DeepSpine AI enhances grading of lumbar spinal stenosis

Oct 11, 2018

An artificial intelligence (AI) algorithm called DeepSpine can assist radiologists in the time-consuming and difficult task of grading spinal stenosis on lumbar spine MRI exams, according to researchers from the Massachusetts General Hospital (MGH) and Brigham and Women's Hospital (BWH) Center for Clinical Data Science in Boston.

DeepSpine is a deep-learning algorithm that can perform vertebral segmentation, disk-level labeling, and level-by-level spinal stenosis grading. In testing, the algorithm yielded lumbar stenosis grading accuracy ranging from 89% to 99%.

"And radiologists could use the help," said Dr. Stuart Pomerantz in a presentation at the recent New York Medical Imaging Informatics Symposium (NYMIIS) in New York City.
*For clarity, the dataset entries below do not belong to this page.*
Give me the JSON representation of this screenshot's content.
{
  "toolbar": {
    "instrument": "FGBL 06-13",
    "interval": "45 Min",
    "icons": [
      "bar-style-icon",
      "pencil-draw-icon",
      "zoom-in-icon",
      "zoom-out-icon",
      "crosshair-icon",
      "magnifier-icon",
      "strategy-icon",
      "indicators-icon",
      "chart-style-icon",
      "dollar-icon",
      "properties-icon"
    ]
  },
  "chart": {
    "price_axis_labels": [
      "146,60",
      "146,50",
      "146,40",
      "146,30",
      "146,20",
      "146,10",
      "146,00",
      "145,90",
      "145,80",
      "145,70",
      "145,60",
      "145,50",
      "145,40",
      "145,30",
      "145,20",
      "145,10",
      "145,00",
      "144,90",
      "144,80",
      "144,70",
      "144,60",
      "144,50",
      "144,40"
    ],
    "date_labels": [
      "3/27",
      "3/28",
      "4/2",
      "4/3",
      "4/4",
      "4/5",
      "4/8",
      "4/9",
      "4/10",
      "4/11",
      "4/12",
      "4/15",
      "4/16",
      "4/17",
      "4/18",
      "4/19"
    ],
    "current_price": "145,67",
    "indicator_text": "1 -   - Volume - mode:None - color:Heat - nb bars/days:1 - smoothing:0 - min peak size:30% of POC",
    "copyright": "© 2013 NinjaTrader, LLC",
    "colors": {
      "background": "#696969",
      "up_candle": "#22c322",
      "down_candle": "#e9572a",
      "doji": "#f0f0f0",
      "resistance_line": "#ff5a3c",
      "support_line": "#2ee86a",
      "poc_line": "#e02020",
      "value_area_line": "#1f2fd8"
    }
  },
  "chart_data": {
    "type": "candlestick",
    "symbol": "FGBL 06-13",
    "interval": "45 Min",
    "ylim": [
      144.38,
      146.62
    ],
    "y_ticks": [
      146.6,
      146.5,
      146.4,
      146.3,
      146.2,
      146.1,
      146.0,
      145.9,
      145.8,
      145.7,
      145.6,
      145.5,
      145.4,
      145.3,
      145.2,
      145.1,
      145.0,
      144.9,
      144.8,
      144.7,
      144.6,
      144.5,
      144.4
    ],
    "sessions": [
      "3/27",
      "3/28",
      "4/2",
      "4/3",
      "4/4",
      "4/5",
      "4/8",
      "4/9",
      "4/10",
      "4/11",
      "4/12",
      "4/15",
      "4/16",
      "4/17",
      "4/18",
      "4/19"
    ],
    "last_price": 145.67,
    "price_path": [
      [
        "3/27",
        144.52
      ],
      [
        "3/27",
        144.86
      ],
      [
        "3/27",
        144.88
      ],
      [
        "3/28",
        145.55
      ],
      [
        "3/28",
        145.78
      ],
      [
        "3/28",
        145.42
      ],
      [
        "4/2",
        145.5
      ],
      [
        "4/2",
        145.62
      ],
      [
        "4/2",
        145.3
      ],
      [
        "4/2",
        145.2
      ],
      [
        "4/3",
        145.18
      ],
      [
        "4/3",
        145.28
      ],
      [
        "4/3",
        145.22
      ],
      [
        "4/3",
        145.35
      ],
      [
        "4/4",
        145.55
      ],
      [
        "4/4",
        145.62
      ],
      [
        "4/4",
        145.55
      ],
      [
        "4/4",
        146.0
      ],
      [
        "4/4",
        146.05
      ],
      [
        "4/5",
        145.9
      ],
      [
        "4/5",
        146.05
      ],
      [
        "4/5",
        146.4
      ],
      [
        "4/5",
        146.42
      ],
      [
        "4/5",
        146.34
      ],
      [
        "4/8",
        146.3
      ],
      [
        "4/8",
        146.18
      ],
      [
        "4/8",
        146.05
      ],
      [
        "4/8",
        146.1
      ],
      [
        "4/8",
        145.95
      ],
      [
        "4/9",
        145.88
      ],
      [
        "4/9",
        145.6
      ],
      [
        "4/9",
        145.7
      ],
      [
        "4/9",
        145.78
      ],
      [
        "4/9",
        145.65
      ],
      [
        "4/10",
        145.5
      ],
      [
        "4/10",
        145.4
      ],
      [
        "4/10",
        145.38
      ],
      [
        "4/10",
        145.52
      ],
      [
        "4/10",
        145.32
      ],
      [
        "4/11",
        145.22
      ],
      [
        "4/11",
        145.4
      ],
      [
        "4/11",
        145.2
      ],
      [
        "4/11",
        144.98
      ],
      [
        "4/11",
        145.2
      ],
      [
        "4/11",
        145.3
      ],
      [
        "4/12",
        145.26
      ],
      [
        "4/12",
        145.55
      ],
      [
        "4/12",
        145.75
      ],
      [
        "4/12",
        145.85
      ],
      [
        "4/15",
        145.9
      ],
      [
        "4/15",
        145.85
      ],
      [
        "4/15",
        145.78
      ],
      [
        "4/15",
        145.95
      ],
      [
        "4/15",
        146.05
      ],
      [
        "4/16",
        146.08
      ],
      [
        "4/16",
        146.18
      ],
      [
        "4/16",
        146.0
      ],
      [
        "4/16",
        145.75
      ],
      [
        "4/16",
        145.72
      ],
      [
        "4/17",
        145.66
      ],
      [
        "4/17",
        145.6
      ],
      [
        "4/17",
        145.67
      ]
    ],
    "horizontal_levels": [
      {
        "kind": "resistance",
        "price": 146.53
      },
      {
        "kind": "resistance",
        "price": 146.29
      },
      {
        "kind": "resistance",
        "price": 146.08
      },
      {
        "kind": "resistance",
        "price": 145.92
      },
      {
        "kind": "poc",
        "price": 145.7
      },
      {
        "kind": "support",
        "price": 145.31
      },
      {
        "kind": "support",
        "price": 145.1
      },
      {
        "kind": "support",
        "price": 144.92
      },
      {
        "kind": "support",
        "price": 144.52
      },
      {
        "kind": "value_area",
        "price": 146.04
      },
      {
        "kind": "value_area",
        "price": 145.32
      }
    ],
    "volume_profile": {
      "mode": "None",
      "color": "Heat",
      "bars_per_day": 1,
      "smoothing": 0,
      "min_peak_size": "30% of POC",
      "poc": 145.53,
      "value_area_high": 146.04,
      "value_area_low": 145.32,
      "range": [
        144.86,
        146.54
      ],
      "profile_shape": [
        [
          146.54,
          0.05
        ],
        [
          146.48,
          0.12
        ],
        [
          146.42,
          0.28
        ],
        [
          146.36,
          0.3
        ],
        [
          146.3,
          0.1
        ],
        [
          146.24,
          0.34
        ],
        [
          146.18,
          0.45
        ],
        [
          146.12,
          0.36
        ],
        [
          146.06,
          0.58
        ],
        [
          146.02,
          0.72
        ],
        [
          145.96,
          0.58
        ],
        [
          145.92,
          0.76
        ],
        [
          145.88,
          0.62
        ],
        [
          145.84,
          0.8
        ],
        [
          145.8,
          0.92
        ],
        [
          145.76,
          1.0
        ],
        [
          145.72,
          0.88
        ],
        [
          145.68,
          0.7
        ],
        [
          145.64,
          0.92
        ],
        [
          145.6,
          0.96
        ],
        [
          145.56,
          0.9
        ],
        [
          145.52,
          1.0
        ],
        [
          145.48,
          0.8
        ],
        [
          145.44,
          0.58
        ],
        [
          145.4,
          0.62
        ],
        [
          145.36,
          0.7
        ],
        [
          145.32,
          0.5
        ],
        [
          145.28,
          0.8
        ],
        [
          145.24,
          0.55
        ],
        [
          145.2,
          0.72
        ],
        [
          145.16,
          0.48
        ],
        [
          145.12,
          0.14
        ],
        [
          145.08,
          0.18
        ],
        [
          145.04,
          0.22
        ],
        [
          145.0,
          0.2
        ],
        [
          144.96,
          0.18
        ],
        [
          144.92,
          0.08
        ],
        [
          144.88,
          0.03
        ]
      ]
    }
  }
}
Time-consuming and challenging

A highly prevalent cause of low back pain and disability, lumbar spinal stenosis is the primary indication for spinal surgery. Interpreting spine MRI studies is time-consuming and challenging, however, even for experienced radiologists, Pomerantz said. Consequently, there is considerable interreader variability in reporting, making longitudinal comparisons and treatment decision-making more difficult and frustrating for radiologists, referring clinicians, and patients, he said.

The imaging evaluation is challenged by a lack of consensus on classification; there isn't a single, broadly accepted set of distinct radiologic criteria to describe and quantify spinal stenosis, Pomerantz said. While numerous classification systems have been published, they aren't always applied uniformly across the department. The systems are sometimes mixed and matched and applied in combination, and individual radiologists may make their own modifications. Furthermore, there's a lack of correlation of standards between specialties, as well as variation in terms of which specific measurements should be used, he said.

All of these factors result in substantial intra- and interreader variability for these cases. What's more, there are uncertain relationships between imaging findings and patient symptoms, surgical indications, and outcomes, he said.

Can AI help?

The researchers from the Center for Clinical Data Science sought to develop a deep-learning/AI algorithm that could perform several functions:

Automated disk-level labeling
Image optimization, such as correcting slice angle on each axial image
Level-by-level stenosis grading, for both central and foraminal stenosis

They also wanted to use this algorithm to power a radiology reporting tool that would populate values into report templates.

That capability could yield more efficient and accurate reporting, more standardized grading and report descriptors, and reduced interobserver variability, Pomerantz said. Another goal was to implement workflow prioritization and route studies based on an automated assessment of study severity, the radiologist subspecialty/expertise level, the interpretation location, and volume fluctuations.

Fortunately, the use of AI in this application would be aided by the highly segmented and quantitative nature of disease manifestation and reporting, he said. Reporting on this condition is highly structured, with level-by-level descriptors that are easily characterized in numbers in a stenosis grading scale.

Training a machine-learning algorithm wouldn't be easy, however, as it's impractical to create a large-scale labeled training dataset by performing manual contour segmentation and getting new stenosis classifications from experts. The researchers hypothesized, though, that they could apply natural language processing techniques to extract per-level stenosis classifications from their institution's large archive of free-text spinal MRI reports. This could generate a sufficiently large set of image labels for sagittal and axial T2-weighted lumbar spine MR images, according to the researchers.

"Then we could separately segment each of those spines automatically into six levels and automatically apply those labels en masse to each of the corresponding levels," Pomerantz said.

This training set of 22,796 disk levels extracted from 4,075 patients was then used to train a convolutional neural network to characterize stenosis on a per-level basis.

DeepSpine

The result of their efforts was DeepSpine, an algorithm that provides automated lumbar vertebral segmentation, disk-level designation, and spinal stenosis grading. Using both axial and sagittal MRI scans as inputs, the algorithm produced stenosis grading accuracies ranging from 89% to 99% for both central spinal and foraminal locations on a disk-level basis, Pomerantz said.

The output of the algorithm can be integrated directly into the report via integration between the PACS and the reporting software, he said. It could then be used for workflow optimization, routing studies to appropriate radiologists based on the automated assessment of study severity and the estimated time to interpret these exams.

"This doesn't require a fancy new [user interface] to be developed or software developers," he said. "We have our vendors who have workflow prioritization tools already built into the PACS with different labels that we already use to do our priority groupings."

In the future, the researchers would like to make use of more inputs -- such as axial T1-weighted images -- and also be able to assess for qualitative disease as well as additional findings such as herniations. They also hope to apply AI to perform longitudinal imaging analysis and to incorporate clinical history data from the electronic health record, he said.

"Our referring physicians are very eager to bring this power to the decision they have to make after I say 'mild, moderate, or severe' for each [disk] level," Pomerantz said.